Dr. Nateqi betont, dass Symptoma eine gewisse Anzahl von Diagnosen erstellt, sortiert nach der Wahrscheinlichkeit. Es bleibt also weiterhin die Aufgabe des Arztes, gewisse Diagnosen gleich von vornherein auszuschließen. Ein Arzt hat die Kompetenz zu bestimmen, ob gewisse Symptome noch normal oder bereits krankhaft sind. Selbst dann, wenn eine Maschine Diagnosen stellt, hat am Ende des Tages der Arzt die Verantwortung und muss eine Diagnose absegnen. Zudem hat der Arzt die Fachkompetenz, diese Diagnosen zu interpretieren und den entsprechenden weiteren Verlauf festzulegen.

„Verlernen Ärzte durch Symptoma selbstständig Symptome zu erkennen und Diagnosen zu stellen?“

Das Podium ist sich einig: Ganz im Gegenteil – durch neue Technologien können Ärzte ihr Wissen erweitern und werden in ihrem Arbeitsalltag unterstützt. Das bedeutet keinenfalls, dass sie dadurch nicht mehr in der Lage sind, selbst Diagnosen zu stellen! Die heutige Medizin ist auf dem besten Weg eine Hochleistungsmedizin zu werden, was dazu führt, dass beispielsweise durch neue Technologien bessere Behandlungsmöglichkeiten geboten werden als zuvor. Die Tools werden vielfältiger, aber damit auch die Skills der Ärzte. Für Ärzte ist die Unterstützung der Technologie auch eine Arbeitserleichterung und sie gewinnen wieder mehr Zeit für ihre Patienten.

„Welche Rolle spielt im Zusammenhang mit der  Medizin die künstliche Intelligenz (KI)? Wie wird diese Technologie von Ärzten angenommen?“

Durch die Einbindung von KI soll eine optimale Patientenversorgung unterstützt werden. Maschinen sind allerdings immer nur so gut, wie das Grundmaterial, das ihnen beigebracht wird. Es soll also eine Kombination aus dem Wissen der Ärzte (mit dem ein System gespeist und trainiert wird), aus Validierung, Überprüfung und der Endverantwortung der Ärzte sein. Schlüsse zu ziehen, das wird weiterhin den Ärzten überlassen bleiben.

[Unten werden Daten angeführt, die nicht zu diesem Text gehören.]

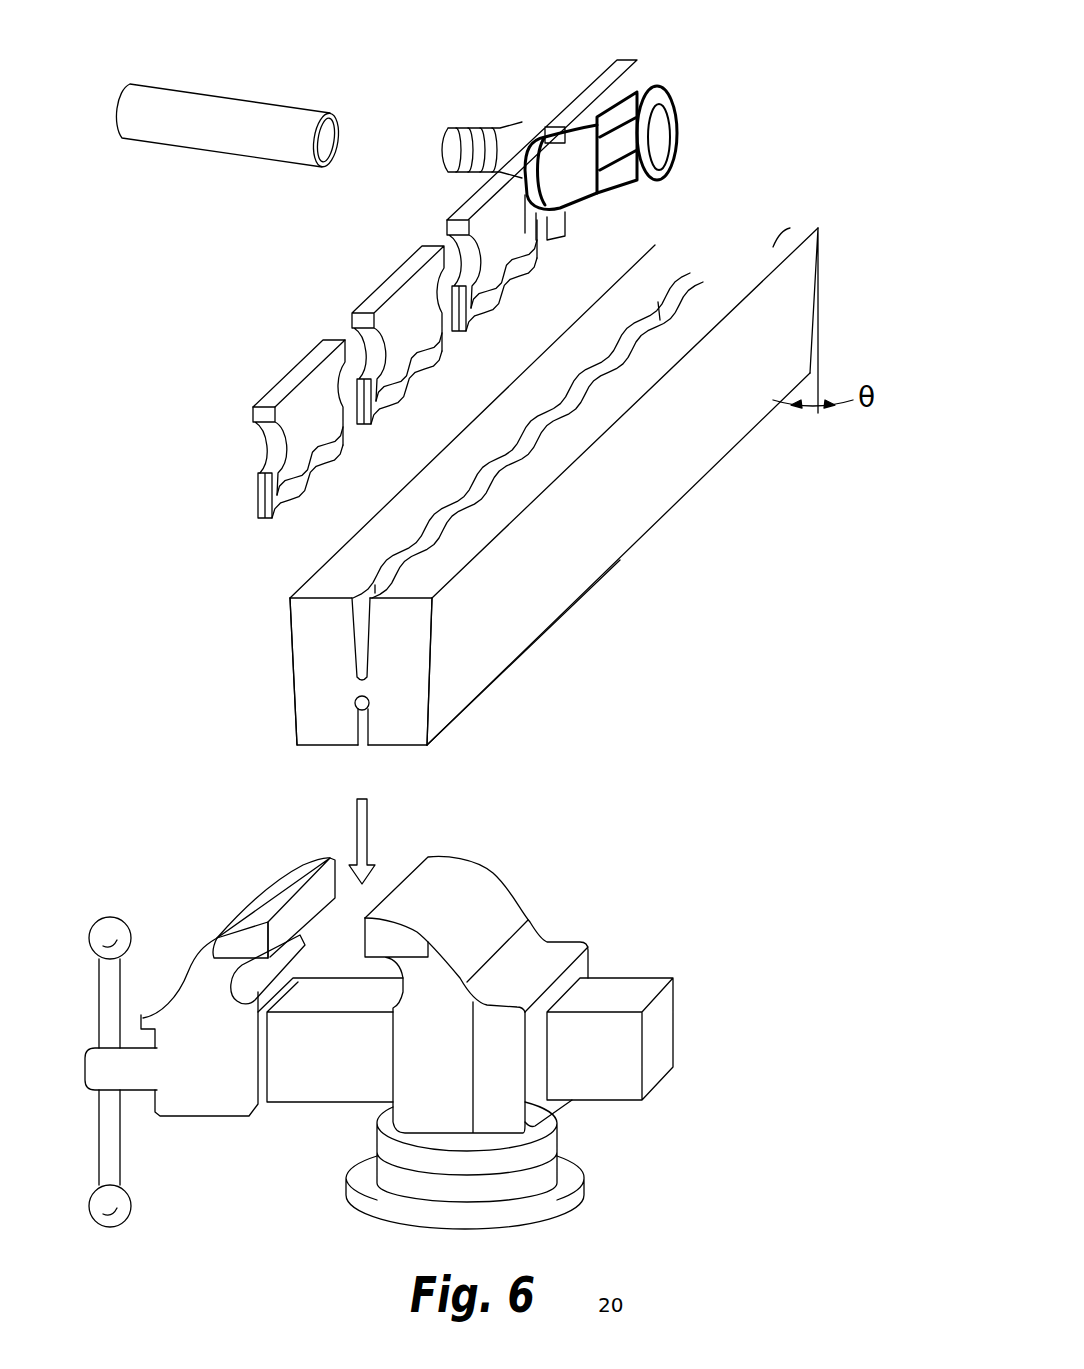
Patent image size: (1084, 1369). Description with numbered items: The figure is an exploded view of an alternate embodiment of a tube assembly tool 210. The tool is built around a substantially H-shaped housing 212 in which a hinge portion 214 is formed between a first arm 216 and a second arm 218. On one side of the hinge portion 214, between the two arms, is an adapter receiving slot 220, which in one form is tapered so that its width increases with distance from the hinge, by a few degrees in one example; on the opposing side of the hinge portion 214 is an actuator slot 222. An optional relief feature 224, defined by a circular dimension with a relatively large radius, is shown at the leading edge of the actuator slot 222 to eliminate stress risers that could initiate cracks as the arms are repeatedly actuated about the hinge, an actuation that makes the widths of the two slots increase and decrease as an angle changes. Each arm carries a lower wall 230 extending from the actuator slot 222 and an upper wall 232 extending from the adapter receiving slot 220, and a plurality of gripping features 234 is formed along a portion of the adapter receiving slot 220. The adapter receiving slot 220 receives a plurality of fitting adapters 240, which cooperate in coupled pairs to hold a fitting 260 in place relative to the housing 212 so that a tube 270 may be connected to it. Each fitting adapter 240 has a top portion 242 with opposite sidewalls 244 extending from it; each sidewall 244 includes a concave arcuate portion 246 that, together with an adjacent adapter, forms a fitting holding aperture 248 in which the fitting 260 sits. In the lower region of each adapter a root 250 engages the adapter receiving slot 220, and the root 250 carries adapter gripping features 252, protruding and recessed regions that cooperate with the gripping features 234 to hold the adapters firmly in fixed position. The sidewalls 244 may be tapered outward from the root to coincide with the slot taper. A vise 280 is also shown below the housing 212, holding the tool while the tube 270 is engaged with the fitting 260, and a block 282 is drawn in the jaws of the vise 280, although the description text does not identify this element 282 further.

The tube assembly tool 210 is at (824, 186).
The H-shaped housing 212 is at (653, 483).
The hinge portion 214 is at (362, 688).
The first arm 216 is at (313, 688).
The second arm 218 is at (403, 667).
The adapter receiving slot 220 is at (357, 642).
The actuator slot 222 is at (360, 745).
The relief feature 224 is at (353, 705).
The lower wall 230 is at (600, 577).
The upper wall 232 is at (776, 227).
The gripping features 234 is at (563, 400).
The fitting adapter 240 is at (273, 357).
The top portion 242 is at (305, 367).
The sidewall 244 is at (260, 497).
The concave arcuate portion 246 is at (370, 348).
The fitting holding aperture 248 is at (516, 116).
The root 250 is at (307, 448).
The adapter gripping features 252 is at (483, 307).
The fitting 260 is at (535, 132).
The tube 270 is at (210, 140).
The vise 280 is at (547, 950).
The spacer block 282 is at (310, 898).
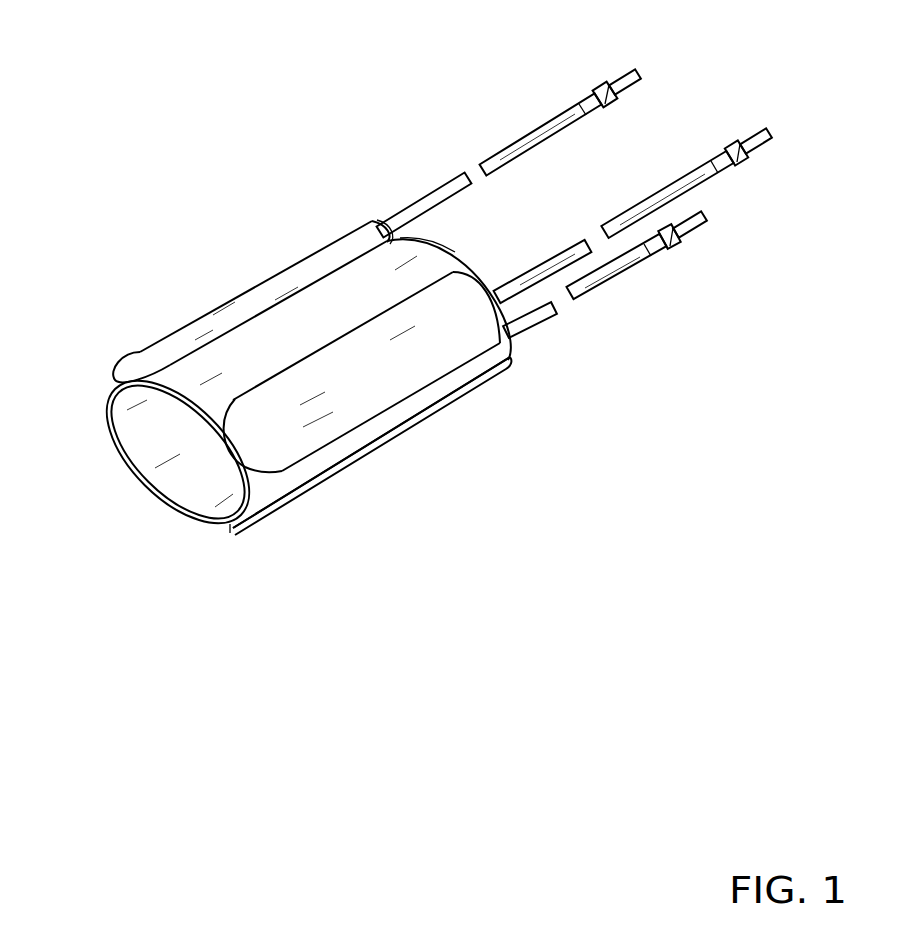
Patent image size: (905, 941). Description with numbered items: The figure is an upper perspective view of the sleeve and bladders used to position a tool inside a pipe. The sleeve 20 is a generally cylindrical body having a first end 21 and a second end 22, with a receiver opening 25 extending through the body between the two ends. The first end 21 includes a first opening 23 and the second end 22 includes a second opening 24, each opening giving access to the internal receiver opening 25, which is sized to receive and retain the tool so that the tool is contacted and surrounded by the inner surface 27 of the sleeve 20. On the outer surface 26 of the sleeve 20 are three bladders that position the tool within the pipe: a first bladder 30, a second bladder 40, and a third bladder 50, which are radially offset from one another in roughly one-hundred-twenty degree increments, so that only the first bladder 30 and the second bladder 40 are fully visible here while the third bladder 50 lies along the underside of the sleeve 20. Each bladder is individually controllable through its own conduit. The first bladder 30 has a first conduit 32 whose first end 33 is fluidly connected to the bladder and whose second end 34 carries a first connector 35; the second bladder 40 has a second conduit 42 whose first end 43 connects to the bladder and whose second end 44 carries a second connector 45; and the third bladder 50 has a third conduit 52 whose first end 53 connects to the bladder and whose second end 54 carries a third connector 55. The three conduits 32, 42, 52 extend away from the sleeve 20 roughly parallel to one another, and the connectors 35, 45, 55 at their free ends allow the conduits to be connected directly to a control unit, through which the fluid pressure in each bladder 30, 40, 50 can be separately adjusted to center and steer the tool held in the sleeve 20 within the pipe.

The sleeve 20 is at (332, 308).
The first end 21 is at (413, 250).
The second end 22 is at (118, 447).
The first opening 23 is at (445, 253).
The second opening 24 is at (110, 437).
The receiver opening 25 is at (198, 472).
The outer surface 26 is at (347, 445).
The inner surface 27 is at (203, 496).
The first bladder 30 is at (390, 380).
The first conduit 32 is at (637, 217).
The first end of first conduit 33 is at (503, 282).
The second end of first conduit 34 is at (769, 135).
The first connector 35 is at (728, 160).
The second bladder 40 is at (184, 332).
The second conduit 42 is at (516, 146).
The first end of second conduit 43 is at (378, 224).
The second end of second conduit 44 is at (631, 74).
The second connector 45 is at (590, 99).
The third bladder 50 is at (280, 503).
The third conduit 52 is at (600, 292).
The first end of third conduit 53 is at (520, 333).
The second end of third conduit 54 is at (702, 214).
The third connector 55 is at (672, 247).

Auch Sylvia Brandstätter hat sich kürzlich intensiv mit dem Thema künstliche Intelligenz in der onkologischen Versorgung auseinander gesetzt und hat dazu Gespräche mit zahlreichen Ärzten geführt. Ihrer Erfahrung nach war die Rückmeldung der Ärzte zur Einbindung künstlicher Intelligenz großteils positiver Natur. Man erwartet, dass KI kommt und dass es dadurch positives Einflusspotential gibt.

Eine wesentliche Fragestellung in Bezug auf KI bezieht sich aber nicht nur auf die Unterstützung bei der Stellung von Diagnosen oder auf die Verbesserung der Qualität der Diagnosen, vielmehr muss man sich auch die Frage stellen, ob ein Patient wirklich von einer Maschine erfahren möchte, dass er bspw. Krebs hat. Der Kommunikationsaspekt hierbei ist von hoher Bedeutung und in diesem Zusammenhang wird der Mensch immer eine wichtige Rolle spielen. Der Arzt hat die Fachkompetenz Diagnosen zu interpretieren und bildet dann auch die wesentliche Schnittstelle zum Patienten.

Fazit der Podiumsdiskussion – Ärzte UND Computer

Ist es wirklich möglich und sinnvoll, nach ENTWEDER – ODER zu fragen? Das Podium ist sich einig: Nein – es sollte viel eher Ärzte UND Computer heißen!

Die fortschreitende Digitalisierung wird auch den Bereich der Medizin zukünftig noch weiter radikal verändern. Trotzdem werden „Computer“, „Maschinen“ oder auch „künstliche Intelligenz“ den Arzt aus Fleisch und Blut nicht ersetzen können, sondern im Sinne einer besseren Diagnose- und Behandlungsqualität unterstützen. Dem zwischenmenschlichen Aspekt, dem Persönlichen, wird trotz technischer Unterstützung zukünftig nach wie vor eine große Bedeutung zukommen.